Diese dürfen ihre Geschäfte über Ländergrenzen hinweg betreiben. Die Verfassung sieht jedoch kein Recht auf gemeinsamen Streik für Gewerkschaften aus verschiedenen Ländern vor. Unternehmen dagegen wird das Recht auf Aussperrung von Arbeitern in der ganzen EU garantiert.

In Brüssel werden die Regierungen über die Halbzeitbilanz des Lissabon-Prozesses sprechen. Die beschlossenen Maßnahmen reichen ihnen nicht, weil die USA noch die stärkste Wirtschaftsmacht sind.

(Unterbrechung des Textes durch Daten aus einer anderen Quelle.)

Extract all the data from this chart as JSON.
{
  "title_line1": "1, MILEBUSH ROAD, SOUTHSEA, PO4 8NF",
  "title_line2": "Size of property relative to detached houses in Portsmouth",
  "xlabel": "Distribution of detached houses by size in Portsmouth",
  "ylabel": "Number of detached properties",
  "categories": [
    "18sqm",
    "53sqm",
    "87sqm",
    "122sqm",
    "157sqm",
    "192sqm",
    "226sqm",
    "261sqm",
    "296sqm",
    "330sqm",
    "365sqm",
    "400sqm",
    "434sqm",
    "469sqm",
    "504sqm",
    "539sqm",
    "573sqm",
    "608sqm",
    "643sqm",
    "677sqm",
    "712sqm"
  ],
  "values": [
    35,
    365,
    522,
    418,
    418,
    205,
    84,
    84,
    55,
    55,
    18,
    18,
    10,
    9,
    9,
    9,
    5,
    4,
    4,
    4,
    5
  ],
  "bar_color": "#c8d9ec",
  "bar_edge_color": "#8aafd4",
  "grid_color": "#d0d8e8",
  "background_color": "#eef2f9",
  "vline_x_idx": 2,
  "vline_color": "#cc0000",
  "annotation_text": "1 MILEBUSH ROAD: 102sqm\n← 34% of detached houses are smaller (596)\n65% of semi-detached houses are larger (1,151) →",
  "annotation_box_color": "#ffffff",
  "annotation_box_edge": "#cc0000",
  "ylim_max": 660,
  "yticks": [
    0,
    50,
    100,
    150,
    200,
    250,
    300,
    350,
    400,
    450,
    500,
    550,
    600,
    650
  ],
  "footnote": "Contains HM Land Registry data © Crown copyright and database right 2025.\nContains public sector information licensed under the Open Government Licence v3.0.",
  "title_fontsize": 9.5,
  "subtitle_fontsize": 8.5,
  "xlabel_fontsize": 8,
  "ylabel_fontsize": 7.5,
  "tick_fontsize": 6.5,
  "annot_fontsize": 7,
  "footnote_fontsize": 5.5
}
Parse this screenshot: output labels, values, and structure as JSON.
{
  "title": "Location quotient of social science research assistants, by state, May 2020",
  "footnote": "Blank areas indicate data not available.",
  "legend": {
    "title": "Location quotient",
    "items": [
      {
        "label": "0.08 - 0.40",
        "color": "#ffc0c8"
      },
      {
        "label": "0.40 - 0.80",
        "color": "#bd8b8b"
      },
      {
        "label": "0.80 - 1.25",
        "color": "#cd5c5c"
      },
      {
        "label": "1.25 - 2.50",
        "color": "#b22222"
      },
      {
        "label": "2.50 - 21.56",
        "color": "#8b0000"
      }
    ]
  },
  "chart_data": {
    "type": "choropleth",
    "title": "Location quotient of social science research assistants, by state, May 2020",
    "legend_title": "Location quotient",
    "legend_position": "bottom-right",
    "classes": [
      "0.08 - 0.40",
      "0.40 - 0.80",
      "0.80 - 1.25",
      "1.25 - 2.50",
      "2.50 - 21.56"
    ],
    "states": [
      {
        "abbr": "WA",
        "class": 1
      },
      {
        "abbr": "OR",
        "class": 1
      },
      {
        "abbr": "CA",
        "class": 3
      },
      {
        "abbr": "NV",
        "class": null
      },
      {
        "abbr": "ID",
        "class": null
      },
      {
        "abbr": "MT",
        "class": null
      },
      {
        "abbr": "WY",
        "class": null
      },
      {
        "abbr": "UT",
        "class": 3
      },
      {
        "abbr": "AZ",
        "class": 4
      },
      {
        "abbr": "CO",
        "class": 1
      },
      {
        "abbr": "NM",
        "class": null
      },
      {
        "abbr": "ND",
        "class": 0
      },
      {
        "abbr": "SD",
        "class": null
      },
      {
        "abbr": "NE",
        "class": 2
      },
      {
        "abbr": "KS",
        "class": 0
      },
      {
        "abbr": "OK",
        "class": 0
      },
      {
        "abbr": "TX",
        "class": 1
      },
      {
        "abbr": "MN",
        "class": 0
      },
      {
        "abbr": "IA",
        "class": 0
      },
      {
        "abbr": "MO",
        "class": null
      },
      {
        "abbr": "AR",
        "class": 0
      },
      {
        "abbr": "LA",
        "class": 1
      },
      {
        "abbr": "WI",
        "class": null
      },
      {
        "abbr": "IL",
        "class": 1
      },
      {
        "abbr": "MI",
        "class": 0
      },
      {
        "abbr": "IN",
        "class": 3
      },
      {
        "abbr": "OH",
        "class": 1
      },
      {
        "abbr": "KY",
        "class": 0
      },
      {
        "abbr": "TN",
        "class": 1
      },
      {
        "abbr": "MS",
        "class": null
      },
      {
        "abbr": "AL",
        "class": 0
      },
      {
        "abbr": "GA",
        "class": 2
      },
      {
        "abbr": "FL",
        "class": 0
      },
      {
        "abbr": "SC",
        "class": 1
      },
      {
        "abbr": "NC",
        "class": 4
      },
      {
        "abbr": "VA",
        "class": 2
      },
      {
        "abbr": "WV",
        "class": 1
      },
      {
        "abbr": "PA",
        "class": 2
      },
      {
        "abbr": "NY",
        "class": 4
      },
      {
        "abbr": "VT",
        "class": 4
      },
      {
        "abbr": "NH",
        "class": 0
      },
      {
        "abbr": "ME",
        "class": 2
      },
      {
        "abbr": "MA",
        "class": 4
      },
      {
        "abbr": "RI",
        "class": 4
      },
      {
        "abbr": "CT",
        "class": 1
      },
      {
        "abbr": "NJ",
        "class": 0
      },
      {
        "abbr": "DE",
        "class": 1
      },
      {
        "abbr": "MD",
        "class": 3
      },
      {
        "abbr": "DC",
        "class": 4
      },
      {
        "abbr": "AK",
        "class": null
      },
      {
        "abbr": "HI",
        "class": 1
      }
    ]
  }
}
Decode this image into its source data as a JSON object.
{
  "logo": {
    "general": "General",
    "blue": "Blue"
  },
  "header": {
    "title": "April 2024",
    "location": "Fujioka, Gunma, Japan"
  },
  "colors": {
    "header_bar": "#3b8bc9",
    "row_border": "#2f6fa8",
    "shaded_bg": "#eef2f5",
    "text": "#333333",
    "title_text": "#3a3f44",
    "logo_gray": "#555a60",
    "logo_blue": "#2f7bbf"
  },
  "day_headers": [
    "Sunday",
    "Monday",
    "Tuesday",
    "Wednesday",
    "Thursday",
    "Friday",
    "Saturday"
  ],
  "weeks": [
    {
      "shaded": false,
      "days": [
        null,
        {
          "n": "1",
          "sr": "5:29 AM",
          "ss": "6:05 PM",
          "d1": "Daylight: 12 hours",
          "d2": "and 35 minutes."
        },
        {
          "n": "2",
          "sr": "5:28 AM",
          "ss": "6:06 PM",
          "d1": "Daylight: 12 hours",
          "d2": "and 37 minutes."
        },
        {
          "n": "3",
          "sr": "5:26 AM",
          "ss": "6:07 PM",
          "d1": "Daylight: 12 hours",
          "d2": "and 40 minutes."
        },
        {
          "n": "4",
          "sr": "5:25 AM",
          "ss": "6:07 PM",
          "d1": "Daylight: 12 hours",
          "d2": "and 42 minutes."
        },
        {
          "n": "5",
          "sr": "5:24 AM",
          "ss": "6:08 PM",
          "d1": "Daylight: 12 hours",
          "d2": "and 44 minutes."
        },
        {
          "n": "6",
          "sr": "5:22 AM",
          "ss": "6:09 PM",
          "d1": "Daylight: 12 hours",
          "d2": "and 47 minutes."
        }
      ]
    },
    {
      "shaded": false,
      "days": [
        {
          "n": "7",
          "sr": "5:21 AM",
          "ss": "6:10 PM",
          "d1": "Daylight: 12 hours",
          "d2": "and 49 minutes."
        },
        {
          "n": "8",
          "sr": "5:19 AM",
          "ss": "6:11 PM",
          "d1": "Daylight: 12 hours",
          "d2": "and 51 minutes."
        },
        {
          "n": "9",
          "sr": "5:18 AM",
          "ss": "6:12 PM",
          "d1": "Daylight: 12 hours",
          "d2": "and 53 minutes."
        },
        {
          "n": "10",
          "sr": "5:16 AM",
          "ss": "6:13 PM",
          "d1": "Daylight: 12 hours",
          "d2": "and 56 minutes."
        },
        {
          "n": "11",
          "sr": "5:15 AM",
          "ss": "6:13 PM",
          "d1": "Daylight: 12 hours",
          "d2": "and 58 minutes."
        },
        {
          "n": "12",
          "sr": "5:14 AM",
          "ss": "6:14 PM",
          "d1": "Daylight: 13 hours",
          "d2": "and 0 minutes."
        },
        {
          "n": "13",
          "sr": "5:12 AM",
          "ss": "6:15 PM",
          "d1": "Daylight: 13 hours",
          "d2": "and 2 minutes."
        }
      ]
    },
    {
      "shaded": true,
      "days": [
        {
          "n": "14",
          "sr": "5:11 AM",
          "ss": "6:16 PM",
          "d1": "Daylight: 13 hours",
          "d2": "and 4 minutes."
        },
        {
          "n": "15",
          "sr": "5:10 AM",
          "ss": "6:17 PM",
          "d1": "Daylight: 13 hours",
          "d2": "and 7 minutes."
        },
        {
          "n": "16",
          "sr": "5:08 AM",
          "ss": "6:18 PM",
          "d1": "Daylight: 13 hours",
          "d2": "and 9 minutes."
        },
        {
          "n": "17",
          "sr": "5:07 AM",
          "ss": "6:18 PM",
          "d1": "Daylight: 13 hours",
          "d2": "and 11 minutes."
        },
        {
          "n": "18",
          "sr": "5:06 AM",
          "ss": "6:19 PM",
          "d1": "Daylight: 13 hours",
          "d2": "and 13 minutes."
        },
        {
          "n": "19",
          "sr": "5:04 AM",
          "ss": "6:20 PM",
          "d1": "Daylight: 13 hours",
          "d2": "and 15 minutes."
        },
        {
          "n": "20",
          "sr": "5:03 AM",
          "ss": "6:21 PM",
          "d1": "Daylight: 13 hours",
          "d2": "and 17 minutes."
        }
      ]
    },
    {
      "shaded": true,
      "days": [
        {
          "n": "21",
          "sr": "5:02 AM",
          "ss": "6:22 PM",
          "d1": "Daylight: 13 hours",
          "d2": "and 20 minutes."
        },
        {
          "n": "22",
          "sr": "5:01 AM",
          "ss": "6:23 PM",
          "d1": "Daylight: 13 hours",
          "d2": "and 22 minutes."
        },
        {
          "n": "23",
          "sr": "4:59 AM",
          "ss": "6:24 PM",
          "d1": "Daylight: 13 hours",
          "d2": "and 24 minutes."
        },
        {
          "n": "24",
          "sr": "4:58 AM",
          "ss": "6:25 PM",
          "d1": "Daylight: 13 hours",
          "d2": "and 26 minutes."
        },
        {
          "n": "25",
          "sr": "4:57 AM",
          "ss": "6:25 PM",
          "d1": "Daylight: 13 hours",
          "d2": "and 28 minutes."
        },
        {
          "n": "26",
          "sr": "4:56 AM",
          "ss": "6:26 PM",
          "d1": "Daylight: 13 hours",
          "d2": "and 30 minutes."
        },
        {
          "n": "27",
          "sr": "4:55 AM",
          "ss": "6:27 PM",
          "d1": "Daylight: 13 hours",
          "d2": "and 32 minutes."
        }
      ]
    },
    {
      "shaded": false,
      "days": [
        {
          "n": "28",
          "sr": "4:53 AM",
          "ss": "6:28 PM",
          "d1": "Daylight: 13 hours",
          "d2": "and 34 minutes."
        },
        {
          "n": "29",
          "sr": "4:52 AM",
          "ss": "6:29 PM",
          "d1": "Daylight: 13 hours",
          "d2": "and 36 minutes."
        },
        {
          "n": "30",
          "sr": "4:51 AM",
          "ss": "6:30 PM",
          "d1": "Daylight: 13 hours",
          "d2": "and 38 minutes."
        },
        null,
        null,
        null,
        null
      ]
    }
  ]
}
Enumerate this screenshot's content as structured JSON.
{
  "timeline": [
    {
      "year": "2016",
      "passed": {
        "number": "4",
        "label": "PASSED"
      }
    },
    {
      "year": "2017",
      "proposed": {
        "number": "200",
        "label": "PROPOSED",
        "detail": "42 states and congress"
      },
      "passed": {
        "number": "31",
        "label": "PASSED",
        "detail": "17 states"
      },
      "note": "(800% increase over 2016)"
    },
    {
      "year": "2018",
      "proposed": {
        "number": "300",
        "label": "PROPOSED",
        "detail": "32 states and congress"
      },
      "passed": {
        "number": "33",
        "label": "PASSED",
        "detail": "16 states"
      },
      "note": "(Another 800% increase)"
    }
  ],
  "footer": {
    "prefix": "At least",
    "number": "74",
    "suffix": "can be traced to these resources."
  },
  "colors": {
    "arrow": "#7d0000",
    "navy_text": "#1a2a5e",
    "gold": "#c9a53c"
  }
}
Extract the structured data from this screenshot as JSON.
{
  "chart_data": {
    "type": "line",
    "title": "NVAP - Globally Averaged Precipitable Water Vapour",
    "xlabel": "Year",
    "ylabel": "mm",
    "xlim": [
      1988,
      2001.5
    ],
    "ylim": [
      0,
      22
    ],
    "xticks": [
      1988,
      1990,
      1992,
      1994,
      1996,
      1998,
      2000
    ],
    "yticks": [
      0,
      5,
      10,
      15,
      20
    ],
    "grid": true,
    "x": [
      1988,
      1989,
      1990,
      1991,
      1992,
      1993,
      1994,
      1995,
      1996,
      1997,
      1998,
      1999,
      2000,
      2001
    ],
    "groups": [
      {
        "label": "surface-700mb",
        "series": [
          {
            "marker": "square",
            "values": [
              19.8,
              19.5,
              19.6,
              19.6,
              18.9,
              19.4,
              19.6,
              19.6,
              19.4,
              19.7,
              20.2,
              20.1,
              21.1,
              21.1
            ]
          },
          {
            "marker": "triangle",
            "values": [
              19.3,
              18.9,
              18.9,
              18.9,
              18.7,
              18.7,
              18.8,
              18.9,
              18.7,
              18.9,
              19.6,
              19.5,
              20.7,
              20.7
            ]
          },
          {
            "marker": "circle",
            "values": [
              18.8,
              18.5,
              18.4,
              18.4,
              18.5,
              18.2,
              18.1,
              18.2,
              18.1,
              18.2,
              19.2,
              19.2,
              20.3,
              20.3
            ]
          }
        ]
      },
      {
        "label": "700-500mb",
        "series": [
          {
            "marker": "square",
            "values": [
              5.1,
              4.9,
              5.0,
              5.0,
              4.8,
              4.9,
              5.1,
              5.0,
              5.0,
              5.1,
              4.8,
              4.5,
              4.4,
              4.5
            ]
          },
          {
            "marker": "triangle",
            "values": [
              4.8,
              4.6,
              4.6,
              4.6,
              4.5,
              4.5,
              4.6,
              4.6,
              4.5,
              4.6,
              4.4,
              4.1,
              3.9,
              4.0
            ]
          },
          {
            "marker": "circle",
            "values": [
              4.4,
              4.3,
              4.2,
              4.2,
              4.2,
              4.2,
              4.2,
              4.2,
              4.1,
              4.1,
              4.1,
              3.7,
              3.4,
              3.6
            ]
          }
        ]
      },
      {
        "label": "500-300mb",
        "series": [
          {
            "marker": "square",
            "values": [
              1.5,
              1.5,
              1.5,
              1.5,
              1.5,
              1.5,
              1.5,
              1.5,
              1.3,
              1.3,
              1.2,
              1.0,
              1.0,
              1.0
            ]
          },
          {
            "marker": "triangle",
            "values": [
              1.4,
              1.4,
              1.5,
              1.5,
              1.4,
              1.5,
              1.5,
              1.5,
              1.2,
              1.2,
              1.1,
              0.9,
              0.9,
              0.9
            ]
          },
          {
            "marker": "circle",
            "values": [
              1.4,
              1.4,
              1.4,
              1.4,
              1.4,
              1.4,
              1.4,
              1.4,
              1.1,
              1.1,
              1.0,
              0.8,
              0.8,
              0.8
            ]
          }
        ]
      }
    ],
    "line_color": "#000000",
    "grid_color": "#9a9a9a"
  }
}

Der luxemburgische Premierminister Juncker hat vor kurzem erklärt, der Prozess sei „im Grunde genommen ein Desaster“. Als Grund nannte der EU-Ratsvorsitzende, dass die Regierungen diese Ziele bisher nicht ausreichend umsetzen konnten.

Denn viele Menschen in Europa sind gegen Sozialabbau und Krieg. In Frankreich haben Arbeiter gegen die Verlängerung der Arbeitszeit gestreikt. In Deutschland ist die Regierung wegen des Sozialabbaus sehr unbeliebt.

Laut Umfragen könnte die Verfassung bei den Volksabstimmungen in Frankreich und Dänemark abgelehnt werden. Immer mehr Menschen wollen sich gegen die Angriffe der Bosse und Regierungen wehren. Auch der Europäische und der Deutsche Gewerkschaftsbund unterstützen den Aufruf des Europäischen Sozialforums vom Oktober, am 19. März in Brüssel zu demonstrieren.

Außerdem jährt sich am 20. März zum zweiten Mal der Beginn des US-Krieges gegen den Irak. In Großbritannien, den USA und vielen Ländern auf der ganzen Welt gehen an diesem Tag hunderttausende gegen die Besatzung und Unterdrückung im Irak auf die Straße. Die Bewegung für eine solidarische, friedliche und gerechte Welt kann eine neue Supermacht werden.